Comment favoriser l’accès des femmes aux C.A. des grandes sociétés ?

En collaboration avec des chercheurs allemands, nous avons démontré que l’accès des femmes aux C.A. de grandes entreprises dépend grandement des structures institutionnelles et des valeurs culturelles propres à chaque pays. Nos études révèlent que l’émancipation des femmes en affaires repose sur trois grands piliers : les structures qui favorisent leur éducation et le développement de leurs compétences ; les valeurs qui favorisent leur émancipation et qui font en sorte qu’elles sont motivées et se sentent appuyées ; et le cadre légal qui leur donne les pleins pouvoirs politiques, économiques et sociaux. À ce chapitre, les pays scandinaves sont un exemple à suivre.

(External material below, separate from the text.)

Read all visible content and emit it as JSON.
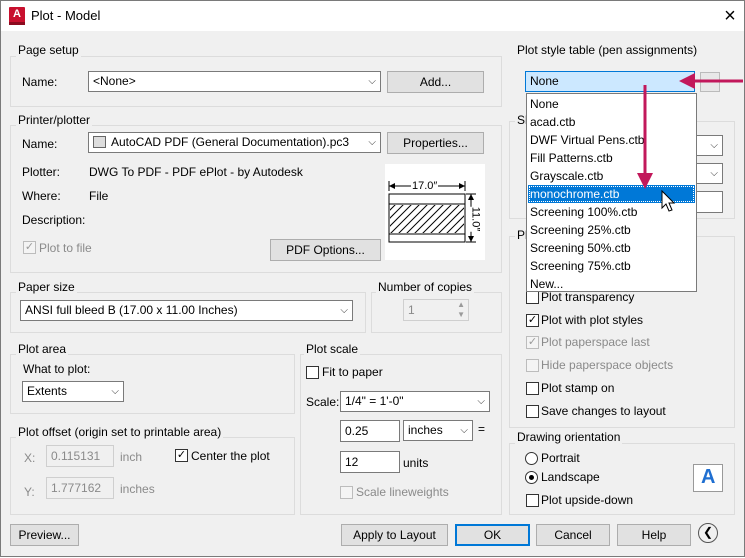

Avis aux politiciens.

Éthique et capitalisme bienveillant

Force est de constater que ce sont souvent des femmes qui, au risque de brusquer l’ordre établi, expriment leurs convictions. Je pense notamment à Sherron Watkins et à Cynthia Cooper qui ont dénoncé les activités frauduleuses de leurs employeurs, les tristement célèbres Enron et WorldCom. Ces dévoilements ont, par ailleurs, déclenché une vague de réformes importantes en gouvernance. Plus récemment, Sophie Brochu, PDG de Gaz Métro, demandait à ses homologues de repenser leur façon de faire des affaires en étant plus sensibles aux enjeux sociaux et environnementaux de la société, au risque de perdre quelques points de rendement. Quel courage ! Ces propos rejoignent ceux portés par des mouvements internationaux qui ont pris naissance aux États-Unis comme le conscious capitalism et la certification « B-Corp ». Les entreprises doivent veiller au bien-être de l’ensemble de leurs parties prenantes. C’est une tendance lourde.

En conclusion, souhaitons que l’accès des femmes en gouvernance progresse à grands pas, que le plafond de verre devienne de l’histoire ancienne et que les entreprises se sentent inspirées par le pouvoir immense qu’elles ont de changer le monde.